Dieu, qu'ils étaient lourds...!

Dieux qu’ils étaient lourds… ! selon Louis-Ferdinand Céline
Dans la toute petite salle du Lucernaire, au Paradis, nous sommes entrés comme par effraction, en voleurs amateurs, écouter une interview de Céline. Quelle étrange impression, juste celle d’avoir rencontré un écrivain célèbre, sans connaître nécessairement son œuvre. Qui n’a pas entendu parler de Céline, qui s’est vraiment engagé dan la lecture de son « Voyage au bout de la nuit » ? Sur la petite scène qui tient lieu de studio radiophonique, nous pourrions nous croire aussi bien dans une église en train de surprendre la conversation d’un pêcheur avec un prêtre. Sauf que Céline rit de sa situation: «Je suis assis sur une chaise électrique. » Le journaliste qui l’interview n’a rien d’un prêtre, il est plutôt bonasse, il affiche une certaine décontraction, un professionnalisme qui ne laissent percer aucun de ses propres sentiments. Tout au long de l’interview, une profonde humanité se dégage des propos de Céline sur sa vie, l’écriture, la philosophie. Elle est inattendue et c’est là le travail remarquable de l’acteur, Marc Henri Lamande, de restituer dans l’articulation de la pensée de Céline, quelque chose qui ressemble à de l’abandon, vis-à-vis de lui-même, vis-à-vis des autres. C’est à dire qu’à travers sa misanthropie déclarée, à travers cette phrase lâchée non point comme un jugement mais un sentiment « Dieu qu’ils étaient lourds....!» on entend avec persistance comme une sorte d’amour pour les hommes. Nous découvrons un homme qui est allé au bout de lui-même et à vrai dire cette affaire-là est affaire d’artiste. Cela signifierait-il que tous ses débordements: antisémitisme, haine, racisme, désignent la fracture qu’il peut y avoir entre un individu livré à lui-même et le monde.

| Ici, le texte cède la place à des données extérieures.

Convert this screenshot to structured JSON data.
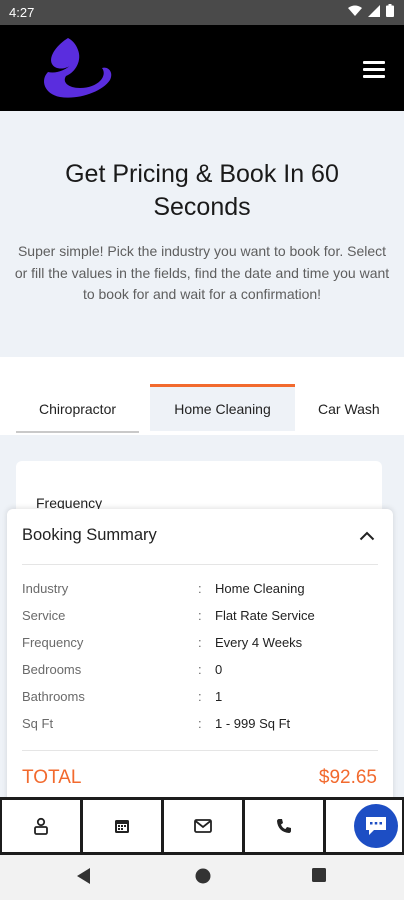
{
  "status_bar": {
    "time": "4:27"
  },
  "header": {
    "logo_icon": "brand-flame-logo",
    "menu_icon": "hamburger-menu-icon",
    "logo_color": "#5a2dde"
  },
  "hero": {
    "title": "Get Pricing & Book In 60 Seconds",
    "description": "Super simple! Pick the industry you want to book for. Select or fill the values in the fields, find the date and time you want to book for and wait for a confirmation!"
  },
  "tabs": [
    {
      "label": "Chiropractor",
      "active": false
    },
    {
      "label": "Home Cleaning",
      "active": true
    },
    {
      "label": "Car Wash",
      "active": false
    }
  ],
  "form": {
    "frequency_label": "Frequency"
  },
  "summary": {
    "title": "Booking Summary",
    "separator": ":",
    "rows": [
      {
        "label": "Industry",
        "value": "Home Cleaning"
      },
      {
        "label": "Service",
        "value": "Flat Rate Service"
      },
      {
        "label": "Frequency",
        "value": "Every 4 Weeks"
      },
      {
        "label": "Bedrooms",
        "value": "0"
      },
      {
        "label": "Bathrooms",
        "value": "1"
      },
      {
        "label": "Sq Ft",
        "value": "1 - 999 Sq Ft"
      }
    ],
    "total_label": "TOTAL",
    "total_value": "$92.65"
  },
  "bottom_nav": {
    "items": [
      "person-icon",
      "calendar-icon",
      "mail-icon",
      "phone-icon"
    ],
    "chat_icon": "chat-bubble-icon"
  },
  "colors": {
    "accent": "#f26a2e",
    "chat": "#1d4ec4",
    "header_bg": "#000000"
  }
}
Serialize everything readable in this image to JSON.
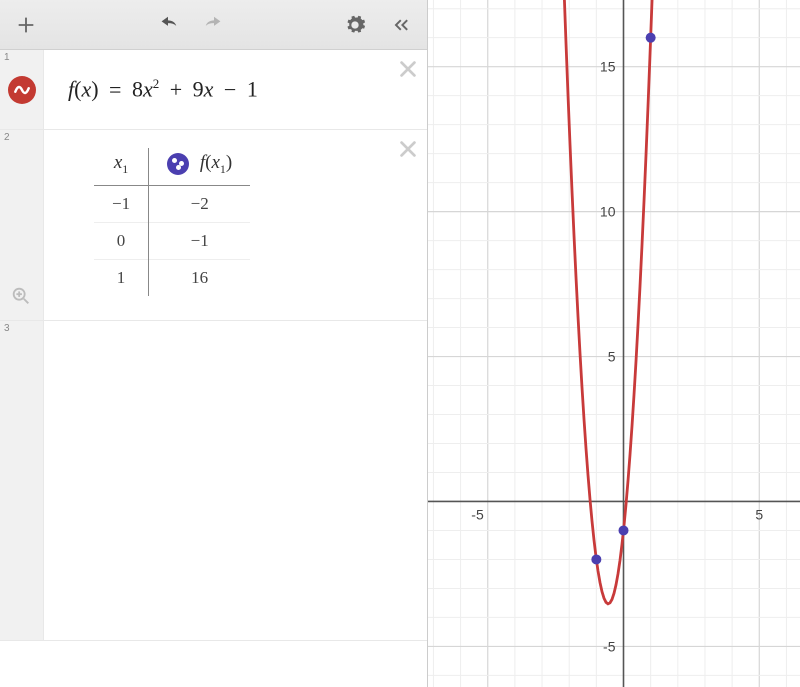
{
  "toolbar": {
    "add_tooltip": "Add item",
    "undo_tooltip": "Undo",
    "redo_tooltip": "Redo",
    "settings_tooltip": "Settings",
    "collapse_tooltip": "Collapse panel"
  },
  "rows": {
    "r1": {
      "index": "1",
      "formula_parts": {
        "fn": "f",
        "lp": "(",
        "var": "x",
        "rp": ")",
        "eq": "=",
        "c1": "8",
        "v1": "x",
        "e1": "2",
        "op1": "+",
        "c2": "9",
        "v2": "x",
        "op2": "−",
        "c3": "1"
      }
    },
    "r2": {
      "index": "2",
      "header": {
        "x": "x",
        "xsub": "1",
        "fx_pre": "f",
        "fx_lp": "(",
        "fx_var": "x",
        "fx_sub": "1",
        "fx_rp": ")"
      },
      "data": [
        {
          "x": "−1",
          "fx": "−2"
        },
        {
          "x": "0",
          "fx": "−1"
        },
        {
          "x": "1",
          "fx": "16"
        }
      ]
    },
    "r3": {
      "index": "3"
    }
  },
  "chart_data": {
    "type": "line",
    "title": "",
    "xlabel": "",
    "ylabel": "",
    "xlim": [
      -7.2,
      6.5
    ],
    "ylim": [
      -6.4,
      17.3
    ],
    "grid": true,
    "ticks_x": [
      -5,
      0,
      5
    ],
    "ticks_y": [
      -5,
      5,
      10,
      15
    ],
    "series": [
      {
        "name": "f(x) = 8x^2 + 9x - 1",
        "color": "#c83a3a",
        "formula": "8*x*x + 9*x - 1"
      }
    ],
    "points": [
      {
        "x": -1,
        "y": -2,
        "color": "#4b3fb0"
      },
      {
        "x": 0,
        "y": -1,
        "color": "#4b3fb0"
      },
      {
        "x": 1,
        "y": 16,
        "color": "#4b3fb0"
      }
    ],
    "tick_labels": {
      "-5x": "-5",
      "5x": "5",
      "-5y": "-5",
      "5y": "5",
      "10y": "10",
      "15y": "15"
    }
  }
}
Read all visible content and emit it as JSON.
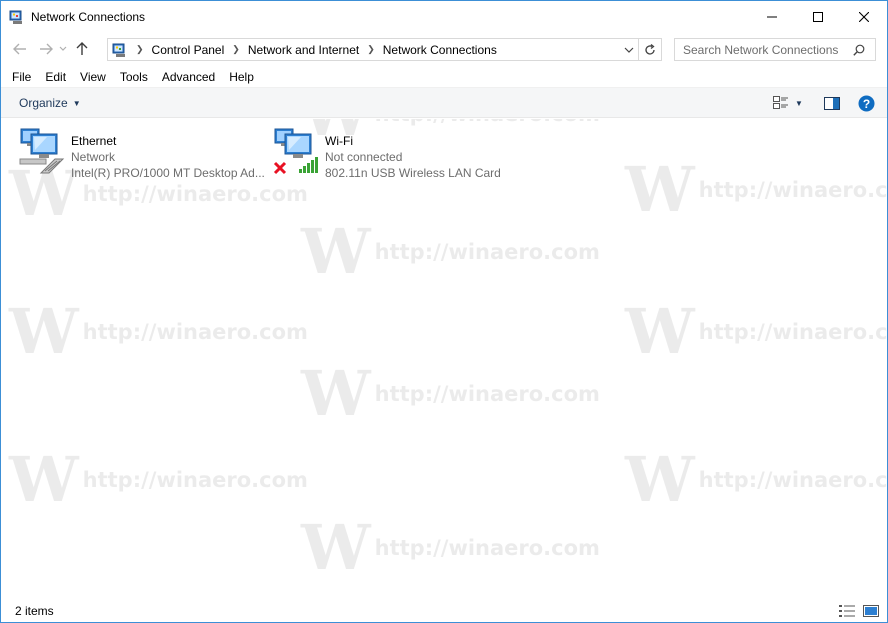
{
  "window": {
    "title": "Network Connections",
    "minimize_icon": "minimize-icon",
    "maximize_icon": "maximize-icon",
    "close_icon": "close-icon"
  },
  "address": {
    "breadcrumbs": [
      "Control Panel",
      "Network and Internet",
      "Network Connections"
    ],
    "search_placeholder": "Search Network Connections"
  },
  "menu": {
    "items": [
      "File",
      "Edit",
      "View",
      "Tools",
      "Advanced",
      "Help"
    ]
  },
  "command_bar": {
    "organize_label": "Organize"
  },
  "connections": [
    {
      "name": "Ethernet",
      "status": "Network",
      "device": "Intel(R) PRO/1000 MT Desktop Ad..."
    },
    {
      "name": "Wi-Fi",
      "status": "Not connected",
      "device": "802.11n USB Wireless LAN Card"
    }
  ],
  "watermark": {
    "logo": "W",
    "text": "http://winaero.com"
  },
  "status_bar": {
    "item_count": "2 items"
  },
  "colors": {
    "accent": "#1979ca",
    "window_border": "#3c8fd6",
    "help_blue": "#0f6cc1",
    "error_red": "#e81123",
    "signal_green": "#3aa335"
  }
}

«Je ne m’occupe pas des lecteurs. J’écris des livres pour les vendre. Je hais les idées. Je ne suis d’aucun parti. Je suis Céline, je ne suis pas les autres et mes opinions ne regardent que moi» dit-il en substance. Comme s’il n’avait pas imaginé que ses écrits puissent influencer ses lecteurs et se propager. La responsabilité de l’écrivain vis-à-vis d’eux, il ne l’entend pas. Après s’être engagé dans l’armée, il devient pacifiste. Mais pas par idéalisme, plutôt in corpus, in vivo. De même qu’après avoir été antisémite -j’extrapole- il lui faudrait devenir amoureux des juifs, in vivo. Au regard de ce qu’il appelle ses turpitudes, il ne se prononce pas. Il dit qu’il a payé, que pour écrire, il a payé aussi, que c’était très difficile. Un antisémite libertaire, au secours!
Évidemment, il n’est pas possible de réduire l’œuvre de Céline au pire de ses propos. Mais il a vécu le pire, les guerres, la prison, le lynchage. Faut-il qu’il nous surprenne encore, lorsqu’il dit «Je suis contre la souffrance, elle rend les hommes encore plus mauvais.» Ce voyage au bout de la nuit est une histoire de sacrifice : Céline son propre cobaye, déjectant sa haine pour s’entendre lui-même, ou revenir vers les autres.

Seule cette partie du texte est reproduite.